Because the market currently prices oil much higher than natural gas, companies including Chesapeake Energy and EOG Resources have sped up the search for crude in basins like the Eagle Ford in Texas and the Bakken in North Dakota.
Gas comes up with the oil, and although pipeline companies are rushing to build the capacity needed to transport the gas to market, their efforts have not caught up with the spike in wells drilled. Unlike gas, oil can be trucked or railed to market.
“The gas is worth very little in comparison to oil,” said Bruce Hicks, assistant director of North Dakota’s state’s oil and gas division. “This is an oil-driven play.”
Numbers Tell Story
The number of rigs drilling for oil in North America has almost doubled from a year ago to 1,021, according to a report from Baker Hughes oilfield equipment company.
The Texas Railroad Commission, which approves gas flaring permits, issued a total of 537 from September 2010 through July 2011, said agency spokeswoman Ramona Nye. That compares with 306 in all of fiscal 2010 and 107 in 2008.
The Eagle Ford shale had 56 active permits as of July 22. Seventy-nine expired from September through June. By comparison, the older Barnett shale play in North Texas had no active permits and 33 expired in the same period.
In North Dakota, the amount of natural gas that is flared per day has increased 1,200 percent since 2004, when Bakken development began its surge, and there have been relatively few complaints, Hicks said.

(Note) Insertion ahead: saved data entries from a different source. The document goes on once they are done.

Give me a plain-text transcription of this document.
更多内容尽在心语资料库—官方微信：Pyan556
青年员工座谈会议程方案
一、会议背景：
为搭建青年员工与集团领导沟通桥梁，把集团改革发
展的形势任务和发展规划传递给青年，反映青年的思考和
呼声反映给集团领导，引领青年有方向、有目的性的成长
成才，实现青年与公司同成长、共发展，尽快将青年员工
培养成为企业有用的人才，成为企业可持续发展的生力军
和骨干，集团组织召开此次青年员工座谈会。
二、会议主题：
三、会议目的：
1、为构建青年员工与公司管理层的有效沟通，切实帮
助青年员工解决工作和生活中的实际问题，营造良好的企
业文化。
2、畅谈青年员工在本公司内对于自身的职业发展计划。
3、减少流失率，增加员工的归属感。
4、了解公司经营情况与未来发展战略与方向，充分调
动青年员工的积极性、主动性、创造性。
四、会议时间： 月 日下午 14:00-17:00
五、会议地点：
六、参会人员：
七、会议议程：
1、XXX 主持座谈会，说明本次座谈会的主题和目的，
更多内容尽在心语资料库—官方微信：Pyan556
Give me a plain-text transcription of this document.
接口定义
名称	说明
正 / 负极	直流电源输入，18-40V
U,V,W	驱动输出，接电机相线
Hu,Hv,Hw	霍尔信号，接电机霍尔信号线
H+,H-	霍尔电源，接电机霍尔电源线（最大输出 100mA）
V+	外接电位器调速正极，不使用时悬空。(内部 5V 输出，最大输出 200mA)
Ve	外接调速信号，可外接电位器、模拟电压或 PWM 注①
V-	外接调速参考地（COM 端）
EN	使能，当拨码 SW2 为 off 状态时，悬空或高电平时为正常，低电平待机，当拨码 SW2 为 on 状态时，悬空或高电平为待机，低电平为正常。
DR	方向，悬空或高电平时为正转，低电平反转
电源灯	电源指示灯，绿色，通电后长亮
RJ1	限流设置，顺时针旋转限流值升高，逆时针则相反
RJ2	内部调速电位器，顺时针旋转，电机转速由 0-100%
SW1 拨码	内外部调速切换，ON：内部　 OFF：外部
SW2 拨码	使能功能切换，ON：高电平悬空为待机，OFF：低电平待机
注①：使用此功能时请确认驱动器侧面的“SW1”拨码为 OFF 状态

Centered on the city of Fort Worth, the Barnett is largely in urbanized areas, prompting tighter regulation limiting flaring. The Eagle Ford and Bakken are almost entirely in rural areas, where there is less objection to flaring wells.
Tom Smith of the Texas office of the consumer group Public Citizen said the practice pollutes the air and contributes to global warming.
“With our climate warming, we don’t need to be adding fuel to the fire,” Smith said.
Companies say temporary flaring is unavoidable, especially in fields like the Eagle Ford and the Bakken where the pipeline infrastructure is incomplete.
“Chesapeake flares natural gas on a case-by-case basis as needed, typically a few days,” spokesman Silver Vasquez said in an email. “The process is closely monitored in accordance with regulations.”
Analysts agree flaring wastes a valuable energy source.
But companies as well as state officials, far from being careless about it, want to speed pipeline development to minimize flaring. Burned-off gas, after all, generates no revenue.
“They are just burning money,” said Mike Breard, energy analyst at Hodges Capital Management in Dallas, but the situation limits the options.
“They are drilling so many wells down there, and the infrastructure just hasn’t kept up, so you don’t have any real choice,” Breard said.